Nothing neutral about the mighty wild Copper River Salmon now running strong in Alaska. Chef David Friedman, who is William Tavares’ partner in Fishbar, is a Vancouverite with stints here at Table 17 and Kaiseki Sakura. He has fashioned a superb Tartare, $15, from this firm-fleshed beauty with pine-nut tones and the colour of scarlet poppies. This isn’t a blast-off like Steak Tartare. It’s subtle, mixed with teensy chips of green apple and a powdered seaweed mixture. Goes great with a Pinot Noir 10, Humberto Canale Estate, $10, from Patagonia! How can a wine made on subarctic windwhipped plains taste so soft and friendly? I’ve never sampled Patagonian wine before but then I’ve never tried wine from Puglia, Italy’s Cinderella region, but here we have three choices. The newbies ‘ wine lists are as adventurous as the choice of ingredients, the owners ordering direct from source and not through the LCBO, which looks increasingly staid.

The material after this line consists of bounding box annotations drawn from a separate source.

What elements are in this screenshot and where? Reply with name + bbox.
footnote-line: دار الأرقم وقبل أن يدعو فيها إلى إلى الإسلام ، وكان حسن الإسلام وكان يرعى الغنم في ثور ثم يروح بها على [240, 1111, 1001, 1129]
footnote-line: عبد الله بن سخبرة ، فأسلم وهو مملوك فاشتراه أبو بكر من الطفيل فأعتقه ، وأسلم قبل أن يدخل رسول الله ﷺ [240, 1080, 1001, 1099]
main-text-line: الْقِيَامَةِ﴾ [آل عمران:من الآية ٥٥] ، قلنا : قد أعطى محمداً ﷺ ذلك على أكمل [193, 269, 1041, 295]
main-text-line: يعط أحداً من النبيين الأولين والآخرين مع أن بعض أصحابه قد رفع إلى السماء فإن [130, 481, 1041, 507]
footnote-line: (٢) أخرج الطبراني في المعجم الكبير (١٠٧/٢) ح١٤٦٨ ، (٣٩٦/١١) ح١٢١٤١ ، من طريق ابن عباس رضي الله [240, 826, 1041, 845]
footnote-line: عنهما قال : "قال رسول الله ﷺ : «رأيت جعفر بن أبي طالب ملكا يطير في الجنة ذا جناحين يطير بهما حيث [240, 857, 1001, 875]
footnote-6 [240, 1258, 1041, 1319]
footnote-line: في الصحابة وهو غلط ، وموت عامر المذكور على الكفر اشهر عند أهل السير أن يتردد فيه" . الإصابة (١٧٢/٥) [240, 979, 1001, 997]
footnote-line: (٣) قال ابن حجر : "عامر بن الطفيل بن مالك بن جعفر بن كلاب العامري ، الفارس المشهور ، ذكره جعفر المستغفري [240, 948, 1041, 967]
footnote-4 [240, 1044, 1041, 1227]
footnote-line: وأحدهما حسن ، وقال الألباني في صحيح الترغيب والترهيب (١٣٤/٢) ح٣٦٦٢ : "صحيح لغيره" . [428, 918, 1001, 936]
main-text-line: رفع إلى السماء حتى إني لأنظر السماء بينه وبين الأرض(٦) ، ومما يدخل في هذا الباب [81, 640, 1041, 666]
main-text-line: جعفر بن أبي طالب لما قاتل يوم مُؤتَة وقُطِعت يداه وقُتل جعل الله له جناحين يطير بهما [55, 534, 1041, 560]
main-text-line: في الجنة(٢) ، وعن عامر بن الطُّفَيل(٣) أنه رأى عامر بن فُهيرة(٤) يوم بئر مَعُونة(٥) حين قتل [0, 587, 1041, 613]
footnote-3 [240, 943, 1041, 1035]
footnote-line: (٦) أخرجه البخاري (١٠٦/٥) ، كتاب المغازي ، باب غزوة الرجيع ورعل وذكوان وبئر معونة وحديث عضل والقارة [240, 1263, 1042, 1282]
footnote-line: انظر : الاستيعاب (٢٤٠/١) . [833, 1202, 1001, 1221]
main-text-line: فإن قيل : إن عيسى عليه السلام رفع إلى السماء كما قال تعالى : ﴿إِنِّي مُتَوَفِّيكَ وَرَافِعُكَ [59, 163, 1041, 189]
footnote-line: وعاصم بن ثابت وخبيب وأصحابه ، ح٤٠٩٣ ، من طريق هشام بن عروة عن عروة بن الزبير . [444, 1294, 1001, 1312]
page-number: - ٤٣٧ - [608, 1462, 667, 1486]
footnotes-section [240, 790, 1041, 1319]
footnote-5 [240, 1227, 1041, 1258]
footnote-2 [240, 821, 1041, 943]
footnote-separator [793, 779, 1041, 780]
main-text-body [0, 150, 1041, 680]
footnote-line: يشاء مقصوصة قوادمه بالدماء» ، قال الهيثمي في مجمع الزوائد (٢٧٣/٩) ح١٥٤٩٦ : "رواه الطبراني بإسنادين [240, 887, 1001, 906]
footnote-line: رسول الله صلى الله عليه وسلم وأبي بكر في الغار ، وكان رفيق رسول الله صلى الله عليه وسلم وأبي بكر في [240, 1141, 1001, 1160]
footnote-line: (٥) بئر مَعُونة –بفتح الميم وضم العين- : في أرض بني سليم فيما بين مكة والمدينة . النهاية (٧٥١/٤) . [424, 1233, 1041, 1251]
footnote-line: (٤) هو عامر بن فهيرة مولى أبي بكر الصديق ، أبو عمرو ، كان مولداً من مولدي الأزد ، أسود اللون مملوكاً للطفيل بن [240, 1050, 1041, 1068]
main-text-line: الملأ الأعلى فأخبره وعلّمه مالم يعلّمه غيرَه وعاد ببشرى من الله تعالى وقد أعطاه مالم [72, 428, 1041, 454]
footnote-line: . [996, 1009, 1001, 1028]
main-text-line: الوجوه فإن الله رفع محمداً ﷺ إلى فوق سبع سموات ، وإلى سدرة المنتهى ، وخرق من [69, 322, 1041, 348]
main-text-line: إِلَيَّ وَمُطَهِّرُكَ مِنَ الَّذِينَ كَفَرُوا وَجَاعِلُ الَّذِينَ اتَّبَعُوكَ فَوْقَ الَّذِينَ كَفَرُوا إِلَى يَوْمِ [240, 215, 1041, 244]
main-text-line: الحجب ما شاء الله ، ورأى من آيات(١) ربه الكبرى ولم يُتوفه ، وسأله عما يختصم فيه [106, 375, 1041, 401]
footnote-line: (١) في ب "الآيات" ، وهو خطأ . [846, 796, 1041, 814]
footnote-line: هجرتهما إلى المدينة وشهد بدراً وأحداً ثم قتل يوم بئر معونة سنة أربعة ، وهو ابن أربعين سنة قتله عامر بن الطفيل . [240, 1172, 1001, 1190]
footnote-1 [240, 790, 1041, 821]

After a time-out, we order BC Grilled Sardine with Salsa Verde, bitter Arugula $8. Whoa! This Sardine is a good l0 inches – way over the 6-inch Sardine rule. A Sardine isn’t a species. It’s named for Sardinia after fleets of tiny shiny fish were found swarming the island (they swarm all over). Grown, they assume an identity, usually Herring or Pilchard. Oh well,what’s in a name? This California Pilchard,for that’s what it is, is fine brain food, not quite as intense as the Sardine, or as aggressive as the brutish Mackerel…
Desserts haven’t yet jelled at Fishbar, the ice cream $8 doesn’t meet seaside standards, but almost everything else does. Oh, and Tired Ears- go early.
Fishbar 217 Ossington 647-340-0227 No Wheelchair Access. Dinner, 7 plates plus tax, $88.
***Yums for bucks 2 1/2 * Food,Service. ** Ambience
1-4 stars awarded for food, service, ambience.